生還
眠っていたのか意識を失ったのか判らない、乗っていた船は沈み仰向けになって海を漂っていた、そして腹の上には小さく白い鳥が一羽乗っている。
自分が木片に乗っていると思い込んでいた鳥は、それが人間である事に気付くと驚き、空へと飛び立ち視界から消える。
直ぐに状況が掴めた訳ではない、仰向けになっていた体を捻り、今まで頭が向けられていた方角に目を向けてみると、微かに陸地が見えていた。
もはや痛みで動こうとはしない手足だが、このまま引き千切れ様が構わない、そう思い前に進む事のみを考えでたらめに動かした、しかし陸地は一向に近づかず、依然と遠くに見えたために諦める、自分は思った、何度も思った、こんな最期を迎えるならば逃げ出そうなどと思わなければよかった、宮殿の中で一生閉じ込められていようが、こんな風に死ぬよりも余程ましな人生ではないか。
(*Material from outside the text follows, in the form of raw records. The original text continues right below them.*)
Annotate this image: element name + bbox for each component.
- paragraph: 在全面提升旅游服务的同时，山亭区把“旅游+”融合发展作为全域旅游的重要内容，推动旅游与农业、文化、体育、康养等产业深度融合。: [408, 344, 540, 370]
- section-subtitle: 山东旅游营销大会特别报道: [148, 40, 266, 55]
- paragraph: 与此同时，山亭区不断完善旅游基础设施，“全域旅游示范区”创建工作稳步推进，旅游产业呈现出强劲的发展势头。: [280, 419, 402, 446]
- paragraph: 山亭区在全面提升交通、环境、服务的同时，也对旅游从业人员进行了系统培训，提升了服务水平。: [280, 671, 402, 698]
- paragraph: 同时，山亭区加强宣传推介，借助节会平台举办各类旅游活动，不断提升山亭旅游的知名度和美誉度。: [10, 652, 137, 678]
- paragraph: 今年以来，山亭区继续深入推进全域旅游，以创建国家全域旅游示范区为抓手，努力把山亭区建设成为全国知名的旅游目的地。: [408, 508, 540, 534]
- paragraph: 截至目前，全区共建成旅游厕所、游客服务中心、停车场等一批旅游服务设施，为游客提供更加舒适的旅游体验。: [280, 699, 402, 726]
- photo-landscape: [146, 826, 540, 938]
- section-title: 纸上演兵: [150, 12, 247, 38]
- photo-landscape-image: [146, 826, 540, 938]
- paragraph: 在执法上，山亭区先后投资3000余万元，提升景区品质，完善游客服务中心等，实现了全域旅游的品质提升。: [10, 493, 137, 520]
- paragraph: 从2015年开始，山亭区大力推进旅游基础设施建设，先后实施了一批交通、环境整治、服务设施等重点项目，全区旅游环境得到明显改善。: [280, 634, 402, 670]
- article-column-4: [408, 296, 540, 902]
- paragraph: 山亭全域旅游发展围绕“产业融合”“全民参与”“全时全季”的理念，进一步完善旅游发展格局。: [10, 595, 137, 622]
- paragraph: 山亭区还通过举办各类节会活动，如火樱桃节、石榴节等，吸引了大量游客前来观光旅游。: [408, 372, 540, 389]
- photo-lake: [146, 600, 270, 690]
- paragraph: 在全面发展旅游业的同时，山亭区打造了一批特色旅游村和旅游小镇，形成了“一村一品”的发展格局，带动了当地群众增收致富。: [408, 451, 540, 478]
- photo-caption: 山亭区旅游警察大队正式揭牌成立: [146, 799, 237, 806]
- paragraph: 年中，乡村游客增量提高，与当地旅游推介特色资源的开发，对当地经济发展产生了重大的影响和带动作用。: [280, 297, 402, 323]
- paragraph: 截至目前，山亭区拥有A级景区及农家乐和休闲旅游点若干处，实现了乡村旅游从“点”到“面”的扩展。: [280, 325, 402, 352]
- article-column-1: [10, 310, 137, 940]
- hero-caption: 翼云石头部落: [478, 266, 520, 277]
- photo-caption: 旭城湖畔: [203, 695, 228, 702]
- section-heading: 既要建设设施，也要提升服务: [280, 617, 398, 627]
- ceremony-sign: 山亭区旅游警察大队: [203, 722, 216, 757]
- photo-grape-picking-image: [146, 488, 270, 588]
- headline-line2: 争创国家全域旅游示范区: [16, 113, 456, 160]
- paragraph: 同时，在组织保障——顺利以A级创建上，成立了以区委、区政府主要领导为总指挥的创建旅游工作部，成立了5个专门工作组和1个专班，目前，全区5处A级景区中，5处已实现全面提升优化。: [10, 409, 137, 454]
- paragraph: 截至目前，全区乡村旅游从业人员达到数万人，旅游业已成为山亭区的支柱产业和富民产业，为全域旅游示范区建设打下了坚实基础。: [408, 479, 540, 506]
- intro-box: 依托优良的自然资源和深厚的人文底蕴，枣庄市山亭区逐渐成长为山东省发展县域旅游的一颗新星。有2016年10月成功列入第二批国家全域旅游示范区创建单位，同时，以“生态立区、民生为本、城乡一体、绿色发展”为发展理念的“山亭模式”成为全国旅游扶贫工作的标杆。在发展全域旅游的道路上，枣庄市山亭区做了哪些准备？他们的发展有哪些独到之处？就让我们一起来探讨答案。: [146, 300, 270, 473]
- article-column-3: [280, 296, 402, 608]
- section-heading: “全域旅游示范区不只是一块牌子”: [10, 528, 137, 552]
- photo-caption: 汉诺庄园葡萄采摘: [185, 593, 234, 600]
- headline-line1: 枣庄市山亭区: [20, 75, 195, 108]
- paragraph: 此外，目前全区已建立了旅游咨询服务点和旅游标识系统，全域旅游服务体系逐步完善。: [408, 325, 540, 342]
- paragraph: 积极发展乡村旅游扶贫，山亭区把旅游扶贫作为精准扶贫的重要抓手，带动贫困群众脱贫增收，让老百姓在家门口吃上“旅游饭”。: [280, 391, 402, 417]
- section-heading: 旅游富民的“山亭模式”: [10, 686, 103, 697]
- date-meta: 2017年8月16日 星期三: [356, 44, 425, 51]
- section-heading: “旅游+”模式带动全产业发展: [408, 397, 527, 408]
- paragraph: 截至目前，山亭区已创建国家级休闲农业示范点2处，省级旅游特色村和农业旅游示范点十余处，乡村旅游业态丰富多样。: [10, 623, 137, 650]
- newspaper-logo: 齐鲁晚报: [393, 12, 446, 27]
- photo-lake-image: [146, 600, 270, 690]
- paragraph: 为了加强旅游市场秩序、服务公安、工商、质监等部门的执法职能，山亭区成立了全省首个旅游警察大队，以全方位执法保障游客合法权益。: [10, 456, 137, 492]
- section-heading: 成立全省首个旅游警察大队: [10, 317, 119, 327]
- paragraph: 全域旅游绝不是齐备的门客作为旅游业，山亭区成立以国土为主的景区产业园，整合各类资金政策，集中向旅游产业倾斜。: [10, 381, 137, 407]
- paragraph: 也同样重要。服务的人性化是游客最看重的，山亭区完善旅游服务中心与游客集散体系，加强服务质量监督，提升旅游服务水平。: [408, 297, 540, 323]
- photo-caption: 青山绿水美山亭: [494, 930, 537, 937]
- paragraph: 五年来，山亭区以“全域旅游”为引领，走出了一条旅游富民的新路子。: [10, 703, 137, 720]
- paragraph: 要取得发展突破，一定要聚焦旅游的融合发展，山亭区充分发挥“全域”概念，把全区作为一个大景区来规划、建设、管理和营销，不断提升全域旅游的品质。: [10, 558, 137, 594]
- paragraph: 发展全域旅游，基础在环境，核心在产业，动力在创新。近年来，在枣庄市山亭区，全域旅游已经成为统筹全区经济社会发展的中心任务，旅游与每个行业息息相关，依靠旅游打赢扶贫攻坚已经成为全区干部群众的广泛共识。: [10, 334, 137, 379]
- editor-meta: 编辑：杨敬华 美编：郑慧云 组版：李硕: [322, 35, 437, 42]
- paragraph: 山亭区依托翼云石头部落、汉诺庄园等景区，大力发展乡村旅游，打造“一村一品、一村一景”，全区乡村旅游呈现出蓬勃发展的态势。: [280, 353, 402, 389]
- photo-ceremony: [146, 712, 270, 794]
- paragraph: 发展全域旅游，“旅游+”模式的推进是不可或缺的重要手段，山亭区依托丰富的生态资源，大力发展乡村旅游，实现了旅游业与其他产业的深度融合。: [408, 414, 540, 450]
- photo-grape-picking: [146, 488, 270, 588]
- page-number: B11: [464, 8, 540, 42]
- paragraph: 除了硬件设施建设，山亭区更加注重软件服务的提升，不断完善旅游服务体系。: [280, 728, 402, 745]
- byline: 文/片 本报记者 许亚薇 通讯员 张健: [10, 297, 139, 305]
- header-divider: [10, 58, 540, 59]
再び目が覚めた時には砂浜に打ち上げられていた、日差しから隠れるために近くの岩の陰に這いずり入り込む、身体は傷だらけで海水や砂が付いて痛みを感じ、このまま眠っていれば魔獣でなくとも獣に襲われる可能性もあったが、これ以上は動け回れる体力も気力も残ってはいなかった。
一体どれほど眠っていたのか判らない、しかし再び目を覚ますと雷鳴が聞こえた、驚き肩を縮めていると大粒の雨が降りだした。
全身で雨を受けつつ、大口を開けて口の中に溜まる水を飲む、すると力が湧き上がる、もっと飲もうと岩に寄りかかりながら立ち上がり、近くの岩場に在る小さな窪みに溜まった水を飲み干した。
水を満足するまで飲むと、今度は雨に当たる事が不快となり、洞状になっている岩場を見つけその中に入りうずくまって眠った。
次に目が覚めた時は太陽が出ていたのだが、やはりどの位眠っていたのかは判らない、しかし今まで感じていた手足の痛みは和らぎ、棒切れを支えにして何とか歩けるようになっていた、背の高い岩に上がり浜を見渡すと判った。
この浜はかなり広く奥行もある様だが、奥には自分の身長と比べて十倍の高さがある絶壁が内陸に向かう道を塞いでおり、とても今の自分には登れはしない。
海を背にした状態で辺りを見渡すと浜の右側も崖が迫り出しており、それ以上進む事はできなかった、しかし崖の隙間から真水が流れ出ていたので、二口程飲み込み腹の具合を確かめる。
「よし、腹が減ってる、大丈夫だ」
落ちていた流木を貝の殻を使って削り、何とか火熾しの道具を作った後、削る時に出たカスを使い焚火を熾す事ができたが、火を熾したことで体力と集中力を削られたので魚を獲ることを諦める、岩に付着しているフジツボを引きはがして海藻に包み焚火の中に入れて蒸し焼きにする。
鼻血や耳鳴りは病によるものと思われたので、そこら中の海に漂っている海藻も真水で洗い流して食べた。
三日間フジツボと生の海藻を食べて過ごし、四日目から岩場の窪地で捕らえた魚を献立に入れ腹を満たした。
十日目には、流木で作った杖の支えが必要な物の長時間歩ける様になり、手短な場所で得られる食糧も少なくなった事から、唯一先が見えない程に浜が続いている左側の方に歩いた。
漂着した浜から歩き始めて六日目、通常ならば二日程で踏破できる距離を進んだところで壁が目の前に見えた。
その壁は海中まで築かれていた、さらに今まで自分が右手に見ていた崖よりも高く、その崖を越えて内陸に延びているように見える、この壁は都市か要塞の防壁だと判ったと同時に、ここは人間が住むレムリア大陸だと確信が得られた。
安堵の余り膝から崩れ落ちそうになったが、杖に寄りかかり何とかそれを耐えていた所で頭上から声が聞こえた。
「ここはポートルコ共和国の属領オスロである、この壁に正当な理由なく近づく事は何人も許されない。
そしてその浜への上陸は許されていない、何故その浜に上陸したのか理由を述べよ」
防壁の上に居た歩哨だと思われる人物が今にも倒れそうな自分に問いかけた、今の自分に理屈や理由を長々と大声を出して説明できるとは思えない、今自分が言うべき言葉は。
「助けてくれ」
喉から血が出る様な痛みを感じながら、渾身の力を込めて叫んだ。